A spotty young fellow in a blue singlet walked down a ramp at the back of the truck balancing a large armchair above his head. Myrtle and Reg followed him up the path to the front door.
‘Excuse me, can you tell me where the owners of the house are?’ Myrtle asked.
‘Last I saw, Mr Dankworth was in the sitting room,’ the man replied. He shifted from one leg to the other, his muscles straining under the weight of the chair.
‘And what about the dogs?’ she asked, peering into the hallway. ‘Are there any dogs in the house?’
‘No, they’re in the palace up the back,’ the fellow replied, as a trickle of perspiration snaked down his left temple.
‘Thank you.’ Myrtle nodded at the man, wondering what on earth he was talking about. A palace – what nonsense! The fellow grunted as he repositioned the chair and continued down the hallway.
‘I think we should come back tomorrow,’ Reg murmured as several burly removalists barrelled towards them on their way back to the truck.
‘We’re here now,’ Myrtle insisted. ‘I’m sure they’ll be glad of a cup of tea and a slice of cake.’ With a look of determination, Myrtle set foot into the house. ‘Hello! Hello!’ she called in a singsong voice. ‘Are you there, Mr Dankworth?’
She manoeuvred around a hug
e pile of boxes and walked through the door at the end of the passage. It opened into a large kitchen and dining room on the left and a sitting room to the right, with a grand central fireplace dividing the spaces. A man was up a ladder, hammering a picture hook into the wall. Standing beside him was a thin woman wearing a black velour tracksuit with the letters HH in swirly silver script across her bottom. Her long blonde hair was pulled back into a ponytail and she wore a full face of make-up, including glossy pink lipstick and eyelashes that would have made a Jersey cow weep with envy. A large picture frame was resting on her leg.
‘Hello there, neighbours, welcome to Winchesterfield,’ Myrtle sang out just as the man swung the hammer.
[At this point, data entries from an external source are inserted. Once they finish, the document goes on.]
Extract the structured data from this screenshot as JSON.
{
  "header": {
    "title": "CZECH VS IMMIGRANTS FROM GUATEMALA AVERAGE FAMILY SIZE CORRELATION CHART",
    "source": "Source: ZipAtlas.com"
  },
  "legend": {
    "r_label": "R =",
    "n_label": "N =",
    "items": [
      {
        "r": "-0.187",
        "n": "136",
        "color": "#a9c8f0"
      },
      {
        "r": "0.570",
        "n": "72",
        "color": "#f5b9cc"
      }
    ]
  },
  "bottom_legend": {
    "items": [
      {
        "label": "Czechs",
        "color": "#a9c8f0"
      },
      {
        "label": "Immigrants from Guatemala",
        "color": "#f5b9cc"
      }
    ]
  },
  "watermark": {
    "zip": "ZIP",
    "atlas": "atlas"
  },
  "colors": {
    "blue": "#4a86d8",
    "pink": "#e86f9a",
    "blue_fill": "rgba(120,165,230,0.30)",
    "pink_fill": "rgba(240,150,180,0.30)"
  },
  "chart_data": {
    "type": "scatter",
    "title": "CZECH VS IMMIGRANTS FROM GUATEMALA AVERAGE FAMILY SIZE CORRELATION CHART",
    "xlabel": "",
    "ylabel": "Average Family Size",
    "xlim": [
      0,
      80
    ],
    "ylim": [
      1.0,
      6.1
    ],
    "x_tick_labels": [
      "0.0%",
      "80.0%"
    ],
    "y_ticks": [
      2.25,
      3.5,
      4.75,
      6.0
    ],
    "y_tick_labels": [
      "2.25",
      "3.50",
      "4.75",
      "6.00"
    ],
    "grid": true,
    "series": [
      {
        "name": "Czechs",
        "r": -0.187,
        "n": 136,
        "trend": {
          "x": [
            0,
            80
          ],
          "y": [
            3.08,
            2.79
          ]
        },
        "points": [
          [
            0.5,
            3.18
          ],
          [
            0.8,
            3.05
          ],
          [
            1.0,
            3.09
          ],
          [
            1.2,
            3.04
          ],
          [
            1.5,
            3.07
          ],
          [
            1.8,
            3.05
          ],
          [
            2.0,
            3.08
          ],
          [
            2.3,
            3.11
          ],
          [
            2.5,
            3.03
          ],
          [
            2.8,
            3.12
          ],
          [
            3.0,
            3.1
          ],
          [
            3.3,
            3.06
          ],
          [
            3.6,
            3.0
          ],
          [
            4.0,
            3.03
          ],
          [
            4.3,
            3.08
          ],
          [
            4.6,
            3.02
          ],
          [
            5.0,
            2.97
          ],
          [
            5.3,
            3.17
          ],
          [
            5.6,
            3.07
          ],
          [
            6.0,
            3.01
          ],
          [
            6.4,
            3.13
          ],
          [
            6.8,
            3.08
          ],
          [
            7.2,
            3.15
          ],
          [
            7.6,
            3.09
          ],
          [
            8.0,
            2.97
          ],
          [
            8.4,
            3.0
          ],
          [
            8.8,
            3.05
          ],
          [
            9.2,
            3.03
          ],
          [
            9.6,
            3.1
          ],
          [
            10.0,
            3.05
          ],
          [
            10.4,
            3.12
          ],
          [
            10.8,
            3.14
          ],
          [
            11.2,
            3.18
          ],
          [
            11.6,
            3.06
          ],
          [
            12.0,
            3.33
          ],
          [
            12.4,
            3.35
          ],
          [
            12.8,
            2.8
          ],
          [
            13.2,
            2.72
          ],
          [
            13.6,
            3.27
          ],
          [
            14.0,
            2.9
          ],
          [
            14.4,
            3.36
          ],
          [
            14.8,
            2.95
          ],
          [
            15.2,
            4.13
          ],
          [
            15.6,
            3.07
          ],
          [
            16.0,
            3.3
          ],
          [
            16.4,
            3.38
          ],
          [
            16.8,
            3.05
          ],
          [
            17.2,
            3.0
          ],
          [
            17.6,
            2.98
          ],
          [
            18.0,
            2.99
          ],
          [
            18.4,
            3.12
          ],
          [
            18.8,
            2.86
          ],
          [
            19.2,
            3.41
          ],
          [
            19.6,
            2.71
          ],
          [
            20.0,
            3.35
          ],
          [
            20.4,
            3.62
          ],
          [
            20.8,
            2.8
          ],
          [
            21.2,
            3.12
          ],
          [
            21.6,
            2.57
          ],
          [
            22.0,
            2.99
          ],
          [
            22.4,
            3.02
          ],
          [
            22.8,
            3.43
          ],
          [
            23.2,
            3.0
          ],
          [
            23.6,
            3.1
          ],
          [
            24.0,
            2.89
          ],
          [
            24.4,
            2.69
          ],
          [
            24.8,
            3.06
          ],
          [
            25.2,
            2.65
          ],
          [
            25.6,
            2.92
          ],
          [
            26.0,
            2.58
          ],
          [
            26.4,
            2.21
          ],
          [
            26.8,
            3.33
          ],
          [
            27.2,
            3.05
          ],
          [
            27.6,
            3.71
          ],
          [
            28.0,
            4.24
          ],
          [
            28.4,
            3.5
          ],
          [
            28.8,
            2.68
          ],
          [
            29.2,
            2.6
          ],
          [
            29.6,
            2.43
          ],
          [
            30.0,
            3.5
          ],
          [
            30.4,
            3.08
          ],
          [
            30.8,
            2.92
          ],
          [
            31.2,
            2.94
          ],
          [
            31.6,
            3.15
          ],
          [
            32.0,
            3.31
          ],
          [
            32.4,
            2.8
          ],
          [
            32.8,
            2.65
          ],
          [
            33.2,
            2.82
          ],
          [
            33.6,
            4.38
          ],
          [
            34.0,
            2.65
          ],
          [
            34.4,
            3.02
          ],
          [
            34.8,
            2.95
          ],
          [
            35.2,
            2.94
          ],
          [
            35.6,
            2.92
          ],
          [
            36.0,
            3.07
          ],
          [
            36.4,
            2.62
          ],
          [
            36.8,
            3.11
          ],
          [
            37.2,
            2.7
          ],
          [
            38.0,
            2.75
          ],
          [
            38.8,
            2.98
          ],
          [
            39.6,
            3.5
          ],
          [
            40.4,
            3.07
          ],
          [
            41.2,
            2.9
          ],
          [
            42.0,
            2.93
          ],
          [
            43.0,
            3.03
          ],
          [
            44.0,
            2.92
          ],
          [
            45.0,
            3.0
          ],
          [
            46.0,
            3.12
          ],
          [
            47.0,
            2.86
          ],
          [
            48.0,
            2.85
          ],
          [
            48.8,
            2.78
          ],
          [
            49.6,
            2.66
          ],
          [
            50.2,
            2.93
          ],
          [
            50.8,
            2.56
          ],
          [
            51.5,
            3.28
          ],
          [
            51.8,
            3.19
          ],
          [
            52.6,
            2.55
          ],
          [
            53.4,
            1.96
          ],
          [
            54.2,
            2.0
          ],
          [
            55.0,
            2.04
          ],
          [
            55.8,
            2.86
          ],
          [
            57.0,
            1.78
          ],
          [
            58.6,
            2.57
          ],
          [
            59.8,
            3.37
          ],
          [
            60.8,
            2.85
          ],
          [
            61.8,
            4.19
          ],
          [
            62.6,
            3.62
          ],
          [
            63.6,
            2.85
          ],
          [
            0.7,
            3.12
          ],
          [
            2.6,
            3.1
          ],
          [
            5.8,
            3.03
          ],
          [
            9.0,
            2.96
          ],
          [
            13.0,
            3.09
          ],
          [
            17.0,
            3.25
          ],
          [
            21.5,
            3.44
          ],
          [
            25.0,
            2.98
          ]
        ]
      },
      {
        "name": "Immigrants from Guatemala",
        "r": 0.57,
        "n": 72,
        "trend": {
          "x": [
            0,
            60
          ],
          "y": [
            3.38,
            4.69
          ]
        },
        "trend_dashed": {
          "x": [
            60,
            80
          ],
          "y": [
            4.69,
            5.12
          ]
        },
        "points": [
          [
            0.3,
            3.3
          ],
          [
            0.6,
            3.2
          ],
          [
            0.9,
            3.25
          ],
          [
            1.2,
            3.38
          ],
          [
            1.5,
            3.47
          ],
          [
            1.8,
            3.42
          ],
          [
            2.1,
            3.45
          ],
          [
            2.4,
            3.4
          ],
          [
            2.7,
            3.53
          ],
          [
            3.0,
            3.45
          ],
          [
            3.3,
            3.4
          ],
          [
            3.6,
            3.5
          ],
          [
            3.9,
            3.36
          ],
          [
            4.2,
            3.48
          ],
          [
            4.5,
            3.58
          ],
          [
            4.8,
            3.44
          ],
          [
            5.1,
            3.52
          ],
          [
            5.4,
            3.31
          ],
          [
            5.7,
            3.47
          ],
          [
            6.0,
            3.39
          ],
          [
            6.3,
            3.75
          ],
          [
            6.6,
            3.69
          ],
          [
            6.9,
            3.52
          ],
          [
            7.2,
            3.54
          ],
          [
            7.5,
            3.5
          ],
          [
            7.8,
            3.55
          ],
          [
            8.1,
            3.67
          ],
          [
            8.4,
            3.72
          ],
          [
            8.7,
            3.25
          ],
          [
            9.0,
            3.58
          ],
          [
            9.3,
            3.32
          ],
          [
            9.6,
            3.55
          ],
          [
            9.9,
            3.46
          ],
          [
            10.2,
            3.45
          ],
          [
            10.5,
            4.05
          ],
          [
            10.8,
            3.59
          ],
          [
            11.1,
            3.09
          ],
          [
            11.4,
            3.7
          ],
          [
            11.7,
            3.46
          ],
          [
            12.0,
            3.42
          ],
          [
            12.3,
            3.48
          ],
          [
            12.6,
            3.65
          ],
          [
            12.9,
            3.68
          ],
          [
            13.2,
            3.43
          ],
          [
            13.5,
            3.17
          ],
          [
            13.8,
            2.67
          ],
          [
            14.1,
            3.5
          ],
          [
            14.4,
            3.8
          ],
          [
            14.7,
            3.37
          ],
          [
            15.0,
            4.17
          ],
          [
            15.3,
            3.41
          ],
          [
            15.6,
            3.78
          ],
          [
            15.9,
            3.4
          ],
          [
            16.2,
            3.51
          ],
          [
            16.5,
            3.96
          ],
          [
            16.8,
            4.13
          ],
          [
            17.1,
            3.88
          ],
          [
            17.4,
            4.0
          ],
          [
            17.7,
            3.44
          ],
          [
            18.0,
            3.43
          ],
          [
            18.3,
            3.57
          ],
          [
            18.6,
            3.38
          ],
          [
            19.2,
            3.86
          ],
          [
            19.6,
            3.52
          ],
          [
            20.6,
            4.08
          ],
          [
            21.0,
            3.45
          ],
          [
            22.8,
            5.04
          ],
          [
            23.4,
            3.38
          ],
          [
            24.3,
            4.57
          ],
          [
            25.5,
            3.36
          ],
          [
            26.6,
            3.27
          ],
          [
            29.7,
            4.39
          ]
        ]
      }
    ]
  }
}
Startled, he missed and hit his finger.
‘Ow!’ The man jammed his thumb into his mouth and looked over at Myrtle and Reg.
‘Be careful, Barry,’ the woman chided. She leaned the picture against the wall and walked over to the visitors. ‘Oh my, we weren’t expecting anyone today. I must look an awful mess.’
‘You’re fine, dear,’ Myrtle said. She eyed the woman, who appeared to have applied her make-up with a trowel. ‘Are you all right, Mr Dankworth?’
‘Don’t mind Barry,’ the woman said. ‘It’s not the first time he’s hit his thumb this morning and I dare say it won’t be the last.’
‘I’m all right,’ the man mumbled and stepped down from the ladder.
‘My name’s Myrtle Parker and this is my husband, Reginald. We thought we’d welcome you to Winchesterfield and especially to Rosebud Lane,’ Myrtle said. ‘You must be Mr and Mrs Dankworth?’
‘We prefer Barry and Roberta,’ the woman replied.
‘I’ve brought you a hummingbird cake,’ Myrtle said, thrusting the cake box into Roberta’s hands. ‘It’s home-made. I think you’ll find we’re very good at that sort of thing around here.’
‘Thank you.’ The woman smiled, revealing the whitest teeth Myrtle had ever seen. It was as if the lighting in the room had suddenly been turned up a notch.
Reg walked over to shake Barry Dankworth’s hand. He was a handsome fellow with dark hair and warm brown eyes. ‘Sorry to land on you today,’ Reg said quietly, ‘but once Myrtle has it in her mind to do something, I’m afraid there’s no getting around it.’